In [5]:
from deap import base, creator, tools
from rdkit import RDLogger
from rdkit import Chem
from rdkit.Chem import Descriptors
from rdkit.Chem import Lipinski
from ml_models.classifier import Classifier
from tqdm import tqdm
import pandas as pd
import numpy as np
import random

In [6]:
THEO_SMILES = 'N1C=NC2=C1C(=O)N(C)C(=O)N2C'
data = pd.read_csv('../data/database_CCDC.csv', header=None)
data.columns = ['smiles']
data.head()

Unnamed: 0,smiles
0,CC1(C)C(=O)NC1S(=O)(=O)C1=CC=CC=C1
1,CC1C(=O)NC1S(=O)(=O)C1=CC=CC=C1
2,OC1=CC=CC(O)=C1
3,C(=CC1=CC=NC=C1)C1=CC=NC=C1
4,C1=NC=CC(C2C(C3=CC=NC=C3)C(C3=CC=NC=C3)C2C2=CC...

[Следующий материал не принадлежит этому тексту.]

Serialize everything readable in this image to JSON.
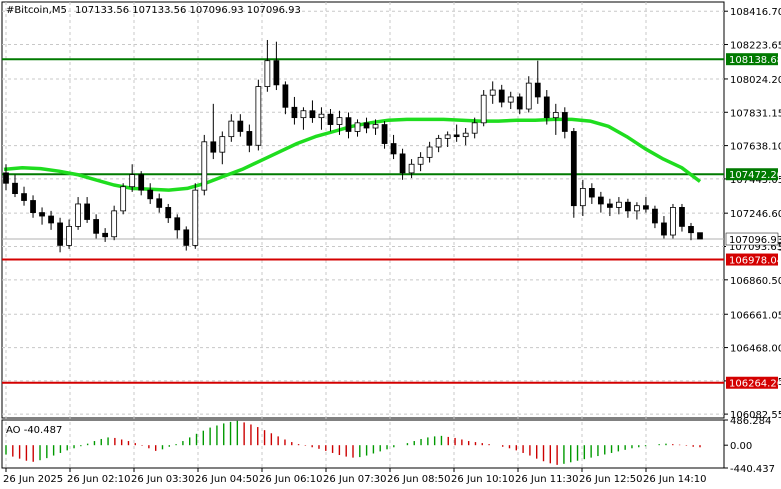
{
  "header": {
    "symbol": "#Bitcoin,M5",
    "ohlc": "107133.56 107133.56 107096.93 107096.93"
  },
  "colors": {
    "background": "#ffffff",
    "grid": "#c8c8c8",
    "candle": "#000000",
    "ma": "#1fdd1f",
    "resistance": "#007a00",
    "support": "#d40000",
    "ao_up": "#009900",
    "ao_down": "#cc0000"
  },
  "chart_data": {
    "type": "candlestick",
    "price_axis": {
      "ylim": [
        106060,
        108470
      ],
      "ticks": [
        "108416.70",
        "108223.65",
        "108024.20",
        "107831.15",
        "107638.10",
        "107445.05",
        "107246.60",
        "107053.55",
        "106860.50",
        "106661.05",
        "106468.00",
        "106274.95",
        "106082.55"
      ]
    },
    "time_axis": {
      "labels": [
        "26 Jun 2025",
        "26 Jun 02:10",
        "26 Jun 03:30",
        "26 Jun 04:50",
        "26 Jun 06:10",
        "26 Jun 07:30",
        "26 Jun 08:50",
        "26 Jun 10:10",
        "26 Jun 11:30",
        "26 Jun 12:50",
        "26 Jun 14:10"
      ]
    },
    "levels": [
      {
        "name": "resistance-upper",
        "value": 108138.68,
        "label": "108138.68",
        "color": "#007a00"
      },
      {
        "name": "resistance-lower",
        "value": 107472.2,
        "label": "107472.20",
        "color": "#007a00"
      },
      {
        "name": "support-upper",
        "value": 106978.04,
        "label": "106978.04",
        "color": "#d40000"
      },
      {
        "name": "support-lower",
        "value": 106264.26,
        "label": "106264.26",
        "color": "#d40000"
      }
    ],
    "current_price": {
      "value": 107096.93,
      "label": "107096.93"
    },
    "hidden_price": {
      "label": "107093.63"
    },
    "moving_average": [
      107500,
      107510,
      107505,
      107490,
      107470,
      107440,
      107410,
      107390,
      107385,
      107380,
      107390,
      107420,
      107460,
      107500,
      107550,
      107600,
      107650,
      107690,
      107720,
      107750,
      107770,
      107785,
      107790,
      107790,
      107790,
      107785,
      107780,
      107780,
      107785,
      107785,
      107790,
      107790,
      107780,
      107750,
      107690,
      107620,
      107560,
      107510,
      107430
    ],
    "candles": [
      {
        "o": 107480,
        "h": 107530,
        "l": 107380,
        "c": 107420
      },
      {
        "o": 107420,
        "h": 107470,
        "l": 107340,
        "c": 107360
      },
      {
        "o": 107360,
        "h": 107400,
        "l": 107290,
        "c": 107320
      },
      {
        "o": 107320,
        "h": 107350,
        "l": 107220,
        "c": 107250
      },
      {
        "o": 107250,
        "h": 107280,
        "l": 107180,
        "c": 107230
      },
      {
        "o": 107230,
        "h": 107260,
        "l": 107150,
        "c": 107190
      },
      {
        "o": 107190,
        "h": 107220,
        "l": 107020,
        "c": 107060
      },
      {
        "o": 107060,
        "h": 107210,
        "l": 107040,
        "c": 107170
      },
      {
        "o": 107170,
        "h": 107340,
        "l": 107150,
        "c": 107300
      },
      {
        "o": 107300,
        "h": 107340,
        "l": 107190,
        "c": 107210
      },
      {
        "o": 107210,
        "h": 107240,
        "l": 107100,
        "c": 107130
      },
      {
        "o": 107130,
        "h": 107160,
        "l": 107080,
        "c": 107110
      },
      {
        "o": 107110,
        "h": 107290,
        "l": 107090,
        "c": 107260
      },
      {
        "o": 107260,
        "h": 107420,
        "l": 107240,
        "c": 107400
      },
      {
        "o": 107400,
        "h": 107530,
        "l": 107370,
        "c": 107470
      },
      {
        "o": 107470,
        "h": 107490,
        "l": 107350,
        "c": 107380
      },
      {
        "o": 107380,
        "h": 107420,
        "l": 107300,
        "c": 107330
      },
      {
        "o": 107330,
        "h": 107360,
        "l": 107250,
        "c": 107280
      },
      {
        "o": 107280,
        "h": 107300,
        "l": 107190,
        "c": 107220
      },
      {
        "o": 107220,
        "h": 107240,
        "l": 107100,
        "c": 107150
      },
      {
        "o": 107150,
        "h": 107170,
        "l": 107030,
        "c": 107060
      },
      {
        "o": 107060,
        "h": 107420,
        "l": 107040,
        "c": 107380
      },
      {
        "o": 107380,
        "h": 107700,
        "l": 107350,
        "c": 107660
      },
      {
        "o": 107660,
        "h": 107880,
        "l": 107560,
        "c": 107600
      },
      {
        "o": 107600,
        "h": 107720,
        "l": 107530,
        "c": 107690
      },
      {
        "o": 107690,
        "h": 107820,
        "l": 107660,
        "c": 107780
      },
      {
        "o": 107780,
        "h": 107820,
        "l": 107690,
        "c": 107720
      },
      {
        "o": 107720,
        "h": 107760,
        "l": 107600,
        "c": 107640
      },
      {
        "o": 107640,
        "h": 108020,
        "l": 107610,
        "c": 107980
      },
      {
        "o": 107980,
        "h": 108250,
        "l": 107950,
        "c": 108130
      },
      {
        "o": 108130,
        "h": 108240,
        "l": 107960,
        "c": 107990
      },
      {
        "o": 107990,
        "h": 108010,
        "l": 107820,
        "c": 107860
      },
      {
        "o": 107860,
        "h": 107920,
        "l": 107760,
        "c": 107800
      },
      {
        "o": 107800,
        "h": 107860,
        "l": 107730,
        "c": 107840
      },
      {
        "o": 107840,
        "h": 107900,
        "l": 107770,
        "c": 107800
      },
      {
        "o": 107800,
        "h": 107860,
        "l": 107730,
        "c": 107820
      },
      {
        "o": 107820,
        "h": 107850,
        "l": 107720,
        "c": 107760
      },
      {
        "o": 107760,
        "h": 107840,
        "l": 107700,
        "c": 107800
      },
      {
        "o": 107800,
        "h": 107830,
        "l": 107680,
        "c": 107720
      },
      {
        "o": 107720,
        "h": 107790,
        "l": 107690,
        "c": 107770
      },
      {
        "o": 107770,
        "h": 107800,
        "l": 107710,
        "c": 107740
      },
      {
        "o": 107740,
        "h": 107790,
        "l": 107700,
        "c": 107760
      },
      {
        "o": 107760,
        "h": 107780,
        "l": 107620,
        "c": 107650
      },
      {
        "o": 107650,
        "h": 107700,
        "l": 107560,
        "c": 107590
      },
      {
        "o": 107590,
        "h": 107620,
        "l": 107440,
        "c": 107480
      },
      {
        "o": 107480,
        "h": 107560,
        "l": 107450,
        "c": 107530
      },
      {
        "o": 107530,
        "h": 107600,
        "l": 107490,
        "c": 107570
      },
      {
        "o": 107570,
        "h": 107660,
        "l": 107540,
        "c": 107630
      },
      {
        "o": 107630,
        "h": 107700,
        "l": 107600,
        "c": 107680
      },
      {
        "o": 107680,
        "h": 107720,
        "l": 107630,
        "c": 107700
      },
      {
        "o": 107700,
        "h": 107760,
        "l": 107660,
        "c": 107690
      },
      {
        "o": 107690,
        "h": 107740,
        "l": 107640,
        "c": 107710
      },
      {
        "o": 107710,
        "h": 107800,
        "l": 107680,
        "c": 107770
      },
      {
        "o": 107770,
        "h": 107960,
        "l": 107750,
        "c": 107930
      },
      {
        "o": 107930,
        "h": 108010,
        "l": 107880,
        "c": 107960
      },
      {
        "o": 107960,
        "h": 107990,
        "l": 107860,
        "c": 107890
      },
      {
        "o": 107890,
        "h": 107950,
        "l": 107850,
        "c": 107920
      },
      {
        "o": 107920,
        "h": 107940,
        "l": 107820,
        "c": 107850
      },
      {
        "o": 107850,
        "h": 108040,
        "l": 107830,
        "c": 108000
      },
      {
        "o": 108000,
        "h": 108130,
        "l": 107880,
        "c": 107920
      },
      {
        "o": 107920,
        "h": 107960,
        "l": 107760,
        "c": 107800
      },
      {
        "o": 107800,
        "h": 107880,
        "l": 107700,
        "c": 107830
      },
      {
        "o": 107830,
        "h": 107860,
        "l": 107680,
        "c": 107720
      },
      {
        "o": 107720,
        "h": 107740,
        "l": 107220,
        "c": 107290
      },
      {
        "o": 107290,
        "h": 107440,
        "l": 107230,
        "c": 107390
      },
      {
        "o": 107390,
        "h": 107420,
        "l": 107300,
        "c": 107340
      },
      {
        "o": 107340,
        "h": 107370,
        "l": 107250,
        "c": 107300
      },
      {
        "o": 107300,
        "h": 107330,
        "l": 107230,
        "c": 107280
      },
      {
        "o": 107280,
        "h": 107340,
        "l": 107240,
        "c": 107310
      },
      {
        "o": 107310,
        "h": 107330,
        "l": 107220,
        "c": 107260
      },
      {
        "o": 107260,
        "h": 107310,
        "l": 107210,
        "c": 107290
      },
      {
        "o": 107290,
        "h": 107340,
        "l": 107250,
        "c": 107270
      },
      {
        "o": 107270,
        "h": 107290,
        "l": 107160,
        "c": 107190
      },
      {
        "o": 107190,
        "h": 107230,
        "l": 107100,
        "c": 107120
      },
      {
        "o": 107120,
        "h": 107300,
        "l": 107100,
        "c": 107280
      },
      {
        "o": 107280,
        "h": 107300,
        "l": 107140,
        "c": 107170
      },
      {
        "o": 107170,
        "h": 107190,
        "l": 107090,
        "c": 107133.56
      },
      {
        "o": 107133.56,
        "h": 107133.56,
        "l": 107096.93,
        "c": 107096.93
      }
    ],
    "ao": {
      "label": "AO -40.487",
      "ylim": [
        -440.437,
        486.284
      ],
      "ticks": [
        "486.284",
        "0.00",
        "-440.437"
      ],
      "values": [
        -180,
        -220,
        -260,
        -300,
        -320,
        -290,
        -250,
        -200,
        -150,
        -100,
        -60,
        -20,
        30,
        80,
        120,
        150,
        140,
        110,
        80,
        40,
        -10,
        -60,
        -110,
        -80,
        -30,
        20,
        80,
        150,
        220,
        280,
        340,
        380,
        420,
        450,
        470,
        440,
        400,
        350,
        290,
        230,
        170,
        110,
        60,
        20,
        -10,
        -40,
        -70,
        -110,
        -150,
        -190,
        -220,
        -240,
        -230,
        -200,
        -160,
        -120,
        -80,
        -40,
        0,
        40,
        80,
        120,
        150,
        170,
        180,
        160,
        140,
        110,
        80,
        60,
        40,
        20,
        0,
        -30,
        -60,
        -100,
        -150,
        -200,
        -260,
        -310,
        -350,
        -380,
        -360,
        -330,
        -300,
        -270,
        -240,
        -210,
        -180,
        -150,
        -120,
        -90,
        -60,
        -40,
        -20,
        0,
        20,
        30,
        20,
        10,
        -10,
        -30,
        -40
      ]
    }
  }
}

### Классы для дополниельных оценок

In [7]:
class SARCalculator:
    """Класс для оценки сложности синтеза молекул (SAR) по шкале 0-1"""

    def __init__(self):
        self.MIN_SAR = 1.0
        self.MAX_SAR = 5.0

    def _estimate_synthesis_steps(self, mol):
        return min(5, max(1, int(mol.GetNumAtoms() / 10)))

    def _estimate_reaction_conditions(self, mol):
        if THEO_SMILES in Chem.MolToSmiles(mol):
            return 0.1  # Базовый теофиллин - простые условия
        return min(1.0, Descriptors.NumRadicalElectrons(mol) * 0.2 + Descriptors.NumRotatableBonds(mol) * 0.05)

    def _predict_yield(self, mol):
        complexity_factor = Descriptors.MolLogP(mol) / 10
        return max(0.1, 1.0 - complexity_factor)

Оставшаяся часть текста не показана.